In my next article, I’m going to give a practical and general overview of different denominational movements to give you a rough idea of what’s out there in case you want to try something else. But first, I want to end this particular article with some acknowledgments.
First, I went through both an atheistic and agnostic transition. I still wrestle hard with my faith. And some of the people I love and respect most in this world are atheists/agnostics. They are searching for truth. That’s always holy, in my opinion. Why? Because I believe Jesus is truth, whether we understand that or not. They lovingly laugh when I say that, and I lovingly remind them that they wouldn’t be able to reason well enough to laugh at me about that unless their brains were designed to reason. And how is a solely accidental consequence (our brains), caused by a solely accidental beginning, able to be trusted when what we see as reasoning is really nothing but a chemical illusion brought about by natural causes, not design? We have a good time picking at one another (lol)! But we genuinely love each other too. My point is that if you are on that particular trajectory, I get it, and I love you.
Second, it could be that, right now, you are still recovering from some toxic baggage you received from your faith tradition. Maybe it was something you assumed, something you taught yourself, or something that someone taught you. Maybe they were toxic on purpose, or maybe they were just doing the best they knew how. Either way, you feel like right now (and maybe even for the foreseeable future), a formal church setting isn’t where you need to be. Maybe that’s true, and maybe it isn’t. Regardless, I love you, I am sympathetic to your situation, and I hope you find some type of community (even a Jesus community). You aren’t alone.

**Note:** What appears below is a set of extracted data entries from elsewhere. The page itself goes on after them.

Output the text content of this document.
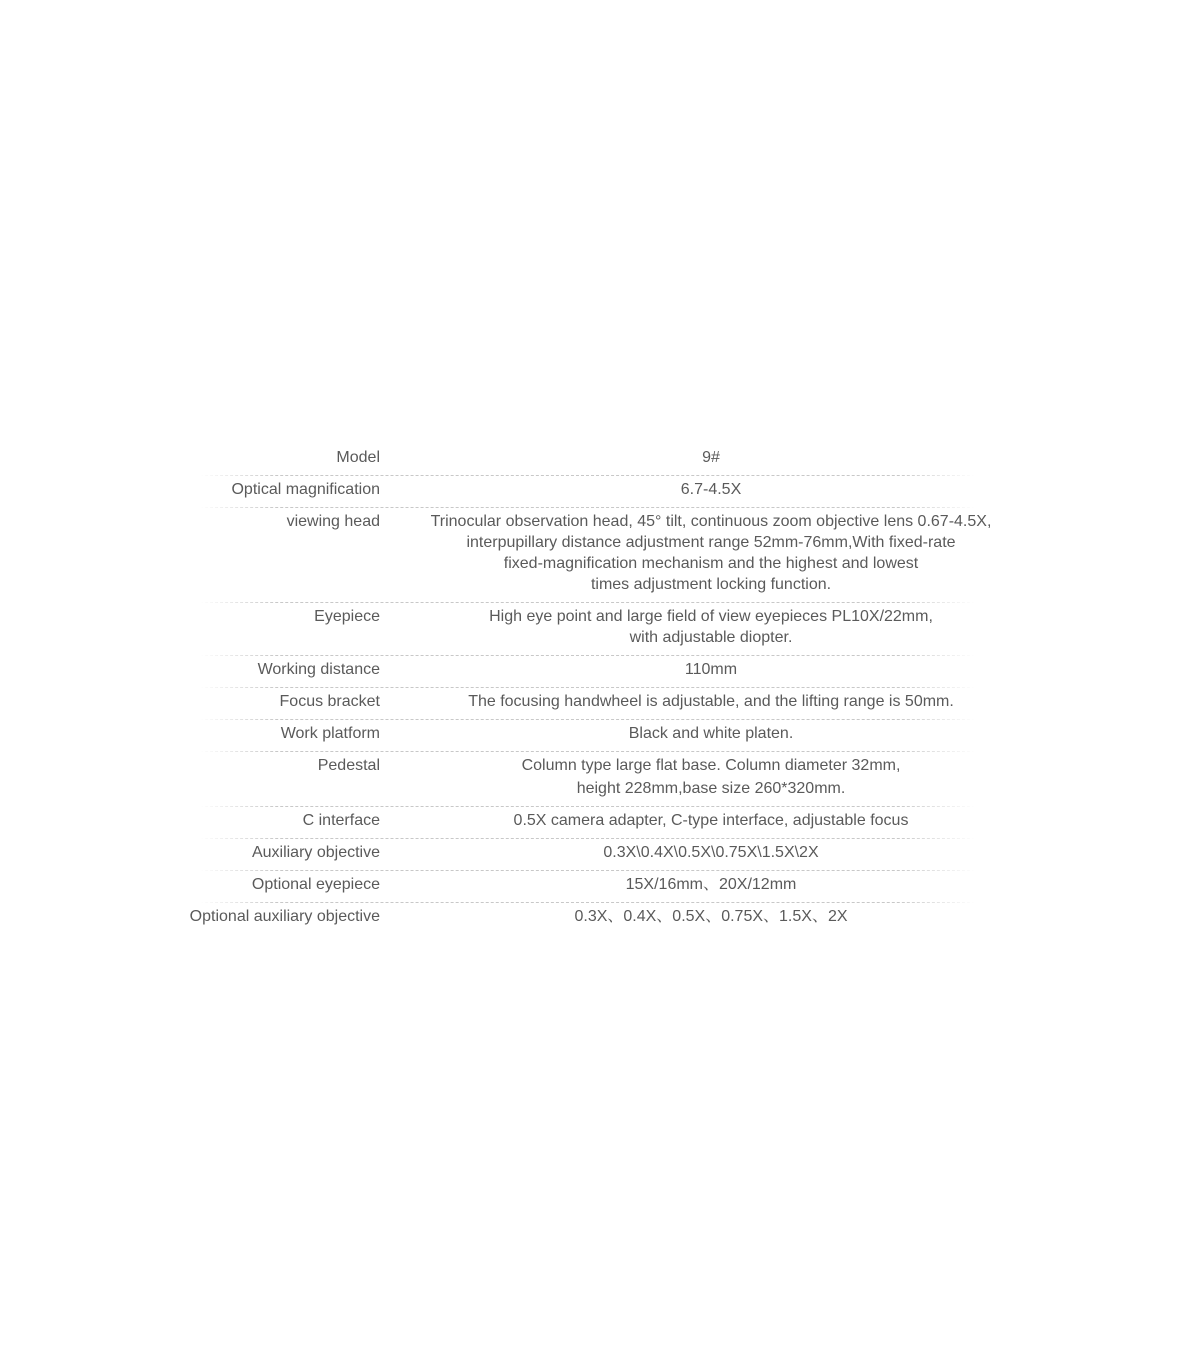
Model	9#
Optical magnification	6.7-4.5X
viewing head	Trinocular observation head, 45° tilt, continuous zoom objective lens 0.67-4.5X,
interpupillary distance adjustment range 52mm-76mm,With fixed-rate
fixed-magnification mechanism and the highest and lowest
times adjustment locking function.
Eyepiece	High eye point and large field of view eyepieces PL10X/22mm,
with adjustable diopter.
Working distance	110mm
Focus bracket	The focusing handwheel is adjustable, and the lifting range is 50mm.
Work platform	Black and white platen.
Pedestal	Column type large flat base. Column diameter 32mm,
height 228mm,base size 260*320mm.
C interface	0.5X camera adapter, C-type interface, adjustable focus
Auxiliary objective	0.3X\0.4X\0.5X\0.75X\1.5X\2X
Optional eyepiece	15X/16mm、20X/12mm
Optional auxiliary objective	0.3X、0.4X、0.5X、0.75X、1.5X、2X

Third, perhaps you are open to going to a church community, but because of a family situation, or a job, or even because of your geographical location, there is nowhere for you to go. There are people who are in relationships that make it difficult to go anywhere else. There are people who live in places where a free-thinking Jesus community doesn’t exist in any kind of obvious way. That has to be lonely. Know that there are resources, virtual groups, and even virtual churches you can be a part of. It isn’t exactly the same, and I think that a physical Jesus community is always best, but maybe these resources, coupled with something like volunteer work at a local non-profit, can give you enough of the feeling of spiritual community to get you through the wilderness. Perhaps you can even start a house church. I’m praying for you. Seriously!
Finally, as I said above, many people want to try something new, but they don’t know where to start. To give you a list of every group and every nuance about those groups would take a book. I can’t do that. But what I can do is give you a general overview of what the major American denominations believe, their structure, their history, and their personality. That doesn’t mean that there aren’t particular people or congregations or ministers in these churches that are unhelpful. You might have to try different places. Be patient, be graceful, and be reasonable. These are still human subgroups of the greater unified group of Jesus. They are not Jesus Himself.